Fortunately, many of these writers were talented, and much of their work has survived, at least in translations. Below is a look at important writers of Latin literature, including the following:
- Livius Andronicus
- Julius Caesar
Livius Andronicus adapted Homer’s The Odyssey for a Latin audience in 240 B.C., marking the beginning of key Roman works..
Plautus (Titus Maccius Plautus) was a playwright whose comedies are likely the earliest Roman writing to have survived. He lived from 254-184 B.C., and he also wrote pieces for musical theater.
Terence (Publius Terentius Afer) was another playwright. A former slave, who was educated and freed, it is believed that all six of the plays Terence wrote managed to survive. Like Plautus, Terence’s comedies were inspired by Greek plays
The first century B.C. saw Latin literature really hit its stride, with Cicero generally accepted as one of the best writers of his time. His letters alone have taught us so much about this period of Roman history, yet his strength lied in his philosophical writings and his orations (speeches).
Before assuming the title of dictator, Julius Caesar was a respected writer himself. His orations were very moving, as you would expect from such a historical figure.
He also wrote about his military conquests, which entertained Romans at the time and inspired future generations of leaders.
Although most of his work has been lost, Varro was another important writer from this period. It is estimated that he wrote nearly 100 pieces, yet only one book has survived completely. Varro wrote about many topics, including religion, poetry, and agriculture.
Augustus served as Emperor of Rome from 27 B.C. to 14 A.D., and this period is considered the Augustan Age of Latin literature. Virgil (Publius Vergilius Maro) wrote during this time and is one of the best writers and poets in Rome’s history. His Aeneid serves as a companion to Homer’s Iliad and Odyssey and he has inspired countless writers over the past 2,000 years.

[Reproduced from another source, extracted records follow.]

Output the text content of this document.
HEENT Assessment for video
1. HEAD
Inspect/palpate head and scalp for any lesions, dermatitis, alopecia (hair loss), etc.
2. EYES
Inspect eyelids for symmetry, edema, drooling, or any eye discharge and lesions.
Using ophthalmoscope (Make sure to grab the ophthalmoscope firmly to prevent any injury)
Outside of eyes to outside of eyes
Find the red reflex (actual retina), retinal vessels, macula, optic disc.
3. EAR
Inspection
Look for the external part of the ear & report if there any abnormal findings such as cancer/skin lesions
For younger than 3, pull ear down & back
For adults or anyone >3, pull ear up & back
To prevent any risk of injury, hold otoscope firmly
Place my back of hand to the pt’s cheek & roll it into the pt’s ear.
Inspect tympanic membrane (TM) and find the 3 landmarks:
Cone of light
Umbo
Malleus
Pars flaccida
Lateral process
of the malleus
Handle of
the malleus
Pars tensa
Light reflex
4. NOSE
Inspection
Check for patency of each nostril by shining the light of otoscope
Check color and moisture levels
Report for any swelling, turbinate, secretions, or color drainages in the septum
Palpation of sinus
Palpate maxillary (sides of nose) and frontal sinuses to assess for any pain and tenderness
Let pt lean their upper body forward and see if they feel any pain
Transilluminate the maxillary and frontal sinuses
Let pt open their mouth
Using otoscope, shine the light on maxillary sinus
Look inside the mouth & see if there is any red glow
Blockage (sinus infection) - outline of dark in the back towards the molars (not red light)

Another well-known poet from the Augustan Age is Horace (Quintus Horatius Flaccus). Often included in any list of the best poets in history, Horace wrote about politics, love, and philosophy, among other subjects. A number of his works are still read today, mainly his Odes.

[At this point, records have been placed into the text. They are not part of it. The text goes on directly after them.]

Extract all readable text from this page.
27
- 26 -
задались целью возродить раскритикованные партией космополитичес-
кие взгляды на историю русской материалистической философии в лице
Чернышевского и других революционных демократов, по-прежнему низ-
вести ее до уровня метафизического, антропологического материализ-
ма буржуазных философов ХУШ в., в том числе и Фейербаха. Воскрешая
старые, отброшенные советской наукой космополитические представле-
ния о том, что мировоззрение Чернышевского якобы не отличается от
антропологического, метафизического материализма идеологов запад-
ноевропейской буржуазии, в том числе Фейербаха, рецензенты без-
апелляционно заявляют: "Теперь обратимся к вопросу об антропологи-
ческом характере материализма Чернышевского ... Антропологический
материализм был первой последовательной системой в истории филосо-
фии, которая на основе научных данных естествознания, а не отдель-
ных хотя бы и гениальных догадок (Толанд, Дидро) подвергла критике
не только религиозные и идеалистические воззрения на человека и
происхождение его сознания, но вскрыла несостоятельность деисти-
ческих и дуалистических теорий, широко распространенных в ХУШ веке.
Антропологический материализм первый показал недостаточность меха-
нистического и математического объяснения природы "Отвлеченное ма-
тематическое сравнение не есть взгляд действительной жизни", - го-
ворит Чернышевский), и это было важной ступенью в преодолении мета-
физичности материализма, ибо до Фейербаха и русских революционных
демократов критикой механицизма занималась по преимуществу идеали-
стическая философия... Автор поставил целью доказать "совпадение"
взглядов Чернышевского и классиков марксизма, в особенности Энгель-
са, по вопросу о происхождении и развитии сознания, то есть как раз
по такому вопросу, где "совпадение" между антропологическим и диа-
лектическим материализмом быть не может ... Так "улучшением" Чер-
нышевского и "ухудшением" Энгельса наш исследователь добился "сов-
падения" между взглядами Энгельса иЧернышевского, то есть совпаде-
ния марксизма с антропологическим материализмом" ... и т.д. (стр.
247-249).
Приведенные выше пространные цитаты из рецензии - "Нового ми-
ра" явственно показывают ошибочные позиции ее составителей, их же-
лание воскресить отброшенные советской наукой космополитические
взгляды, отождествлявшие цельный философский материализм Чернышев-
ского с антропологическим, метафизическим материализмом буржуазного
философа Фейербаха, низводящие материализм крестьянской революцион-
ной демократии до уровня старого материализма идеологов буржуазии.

The Imperial Period began with the death of Augustus in 14 A.D. and lasted until approximately 200 A.D. During this time, writers became more conscious of the world around and them and began to ask deeper questions. Seneca, for example, wrote about floods, earthquakes, and other events occurring in nature. He also explored moral themes like mercy and generosity.
Around 60 A.D. Seneca’s nephew Lucan wrote about Caesar and Pompey in an epic poem titled Pharsalia, while Petronius published Satyricon, which is known as the first Latin novel. Unfortunately Petronius’s work did not survive in its entirety.
While we know that most of these writers were respected during their careers and we have the opportunity to still read some of their work today, we cannot be sure about how much money they were able to earn as writers. It is possible that the writers earned a small fee for each copy that was sold, similar to royalty payments for authors today. But we can safely assume that publishers were making money and that printing books was likely a lucrative business.
For us, the surviving pieces offer a chance to see what life was truly like for Ancient Romans. Like the ancient artifacts we discover and the pieces of art depicting daily life, these writers and many of their peers have provided us with important details about a wonderful period in history.